韩江雪稍稍低头,将侧颊靠到她的额角上,意味不明地发问道:“你觉得……我哪里难懂。”
“师父,大家都说,你是列宿界最厉害的剑修……你一出生就是修炼剑道的天才,还不到三百岁的年纪,就达到了合道期巅峰的水平……”杜若洲眨巴着眼睛,将韩江雪是一本天书的原因娓娓道来,“你从来都是孤身一人,因为你找不到一个对手……天才向来都是寂寞的……”
“其实我一直都不明白,你为什么会答应收我为徒……如果只是因为我能种出那株朱雀花的话……我想,列宿界并不缺乏其他能种出朱雀花的人吧……”
杜若洲鼓腮吐出一口气,终于说出了内心深处的困惑,“更令我难以理解的是……师父,你……你为什么会喜欢我呢?”
“我……我并不觉得我身上有什么吸引你的地方……论容貌,那个时候你根本就看不见别人长什么样子……而我刚认识你的时候,也只是一个相貌平平的人……”
“那如果是其他的什么原因……就更不着边际了……我实在是想不出来,你到底喜欢我什么……”
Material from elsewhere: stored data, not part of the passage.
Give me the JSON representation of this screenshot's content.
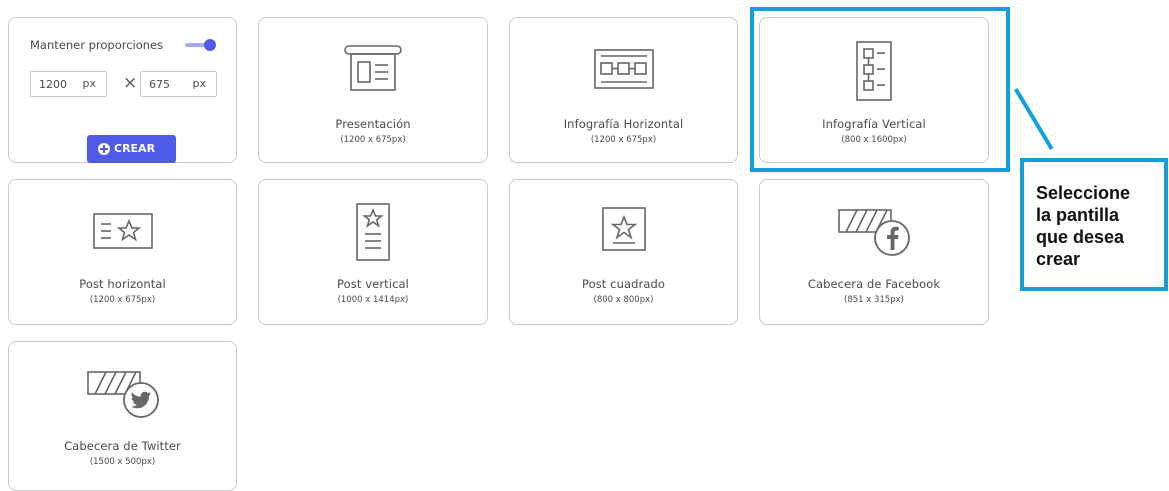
{
  "settings": {
    "keep_proportions_label": "Mantener proporciones",
    "keep_proportions_on": true,
    "width_value": "1200",
    "width_unit": "px",
    "times_symbol": "×",
    "height_value": "675",
    "height_unit": "px",
    "create_label": "CREAR",
    "accent_color": "#4f5ae8"
  },
  "templates": [
    {
      "title": "Presentación",
      "size": "(1200 x 675px)",
      "icon": "presentation-icon"
    },
    {
      "title": "Infografía Horizontal",
      "size": "(1200 x 675px)",
      "icon": "infographic-horizontal-icon"
    },
    {
      "title": "Infografía Vertical",
      "size": "(800 x 1600px)",
      "icon": "infographic-vertical-icon"
    },
    {
      "title": "Post horizontal",
      "size": "(1200 x 675px)",
      "icon": "post-horizontal-icon"
    },
    {
      "title": "Post vertical",
      "size": "(1000 x 1414px)",
      "icon": "post-vertical-icon"
    },
    {
      "title": "Post cuadrado",
      "size": "(800 x 800px)",
      "icon": "post-square-icon"
    },
    {
      "title": "Cabecera de Facebook",
      "size": "(851 x 315px)",
      "icon": "facebook-header-icon"
    },
    {
      "title": "Cabecera de Twitter",
      "size": "(1500 x 500px)",
      "icon": "twitter-header-icon"
    }
  ],
  "annotation": {
    "text_lines": [
      "Seleccione",
      "la pantilla",
      "que desea",
      "crear"
    ],
    "highlight_color": "#139fde"
  }
}
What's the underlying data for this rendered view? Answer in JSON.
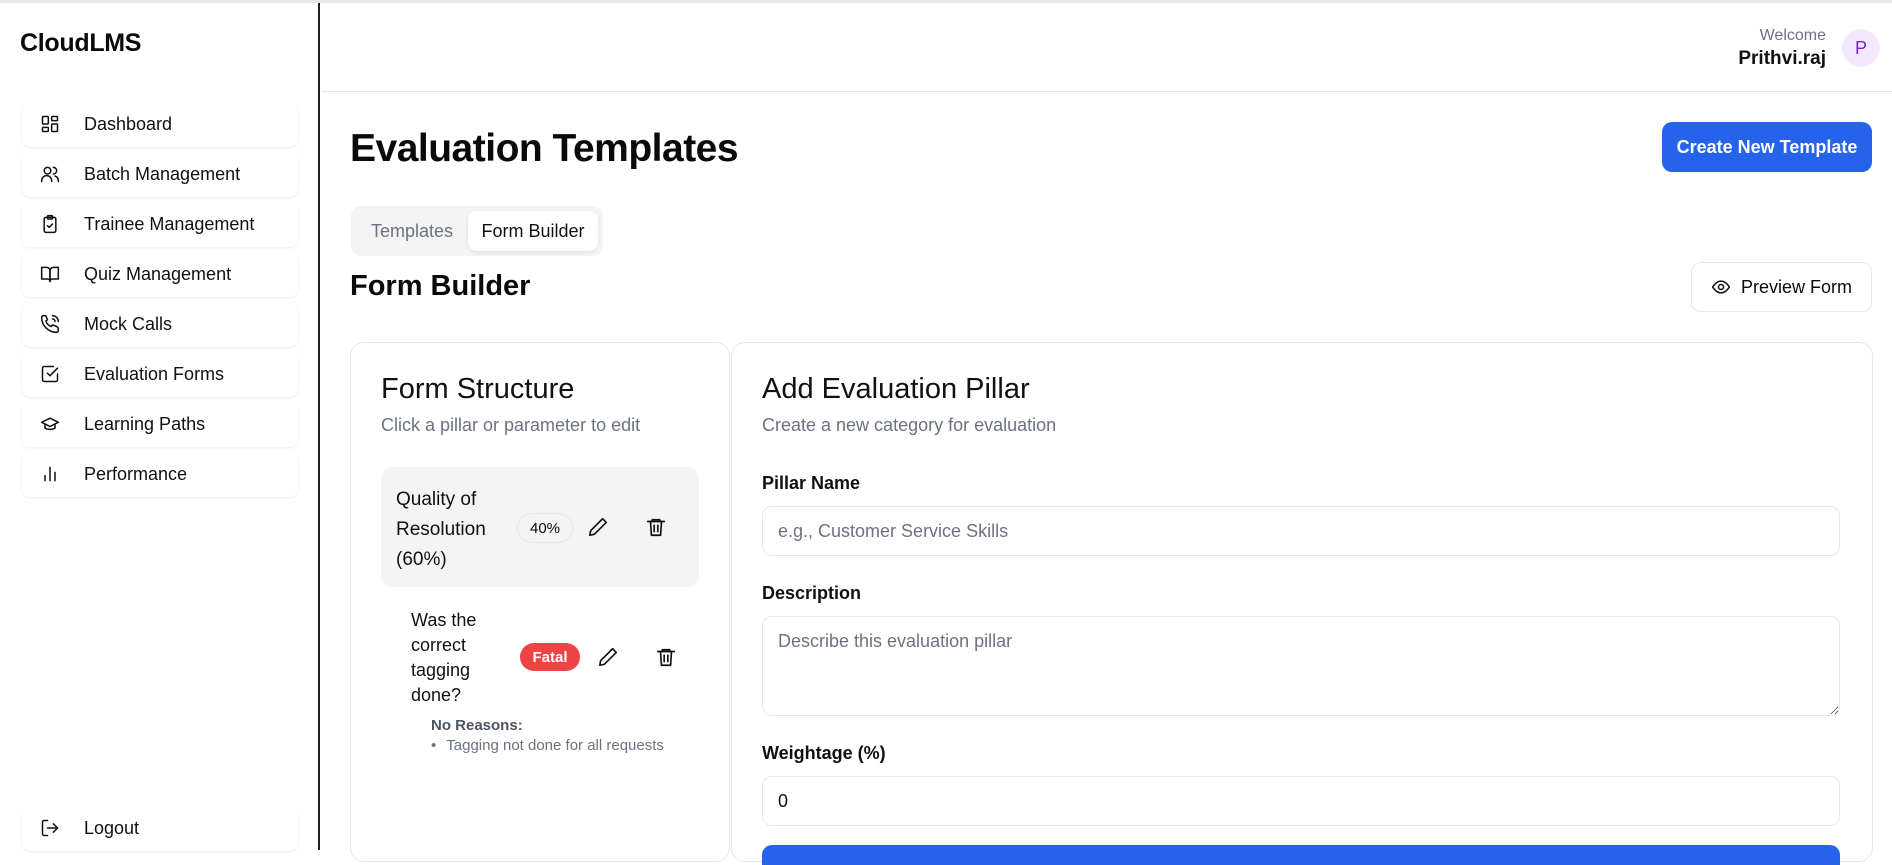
{
  "app": {
    "brand": "CloudLMS"
  },
  "sidebar": {
    "items": [
      {
        "label": "Dashboard",
        "icon": "dashboard-icon"
      },
      {
        "label": "Batch Management",
        "icon": "users-icon"
      },
      {
        "label": "Trainee Management",
        "icon": "clipboard-check-icon"
      },
      {
        "label": "Quiz Management",
        "icon": "book-open-icon"
      },
      {
        "label": "Mock Calls",
        "icon": "phone-call-icon"
      },
      {
        "label": "Evaluation Forms",
        "icon": "check-square-icon"
      },
      {
        "label": "Learning Paths",
        "icon": "graduation-cap-icon"
      },
      {
        "label": "Performance",
        "icon": "bar-chart-icon"
      }
    ],
    "logout": "Logout"
  },
  "header": {
    "welcome": "Welcome",
    "user_name": "Prithvi.raj",
    "avatar_initial": "P"
  },
  "page": {
    "title": "Evaluation Templates",
    "create_button": "Create New Template",
    "tabs": [
      {
        "label": "Templates",
        "active": false
      },
      {
        "label": "Form Builder",
        "active": true
      }
    ],
    "section_title": "Form Builder",
    "preview_button": "Preview Form"
  },
  "structure": {
    "title": "Form Structure",
    "subtitle": "Click a pillar or parameter to edit",
    "pillar": {
      "name": "Quality of Resolution (60%)",
      "badge": "40%"
    },
    "parameter": {
      "question": "Was the correct tagging done?",
      "badge": "Fatal",
      "reasons_label": "No Reasons:",
      "reasons": [
        "Tagging not done for all requests"
      ]
    }
  },
  "add_pillar": {
    "title": "Add Evaluation Pillar",
    "subtitle": "Create a new category for evaluation",
    "name_label": "Pillar Name",
    "name_placeholder": "e.g., Customer Service Skills",
    "description_label": "Description",
    "description_placeholder": "Describe this evaluation pillar",
    "weightage_label": "Weightage (%)",
    "weightage_value": "0"
  },
  "colors": {
    "primary": "#2563eb",
    "fatal": "#ef4444",
    "avatar_bg": "#f3e8ff",
    "avatar_fg": "#7e22ce"
  }
}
韩江雪缓缓旋身,将杜若洲拥入怀中,“不要妄自菲薄,你很好。”
可杜若洲却非要他说出个所以然来,她一边用额头轻轻地蹭了蹭韩江雪的肩颈上,一边刨根问底地问道:“师父,都说你无情无欲、一心向道,就像一柄没有情感的剑一样……那你是这样一柄毫无情感的剑,又怎么会喜欢我呀?”
“师父……你为什么会喜欢我?你都喜欢我什么?”
杜若洲原以为话都说到这个份上了,无论如何,韩江雪一定会说出几句她想听的情话来,谁成想,韩江雪却是避重就轻地说道:“所以,我不是剑。”
啊这……这……
他这话说得,确实也没什么毛病……
可是,想听他说句情话,怎么就这么难呢……
杜若洲再次尝到了挫败的滋味,她长叹一口气,放弃道:“哦……好吧……”
数秒钟的静默过后,韩江雪忽然轻笑着重启了刚才的话题,“你说,我很复杂。”
杜若洲重重地点头,大声地肯定道:“对!”
紧接着,她旧事重提地发出疑问,“师父就是一本晦涩难懂的天书,而我是简单到不用看都能懂的小书……那这样一本难懂的天书,为什么会喜欢过分简单的小书呢?”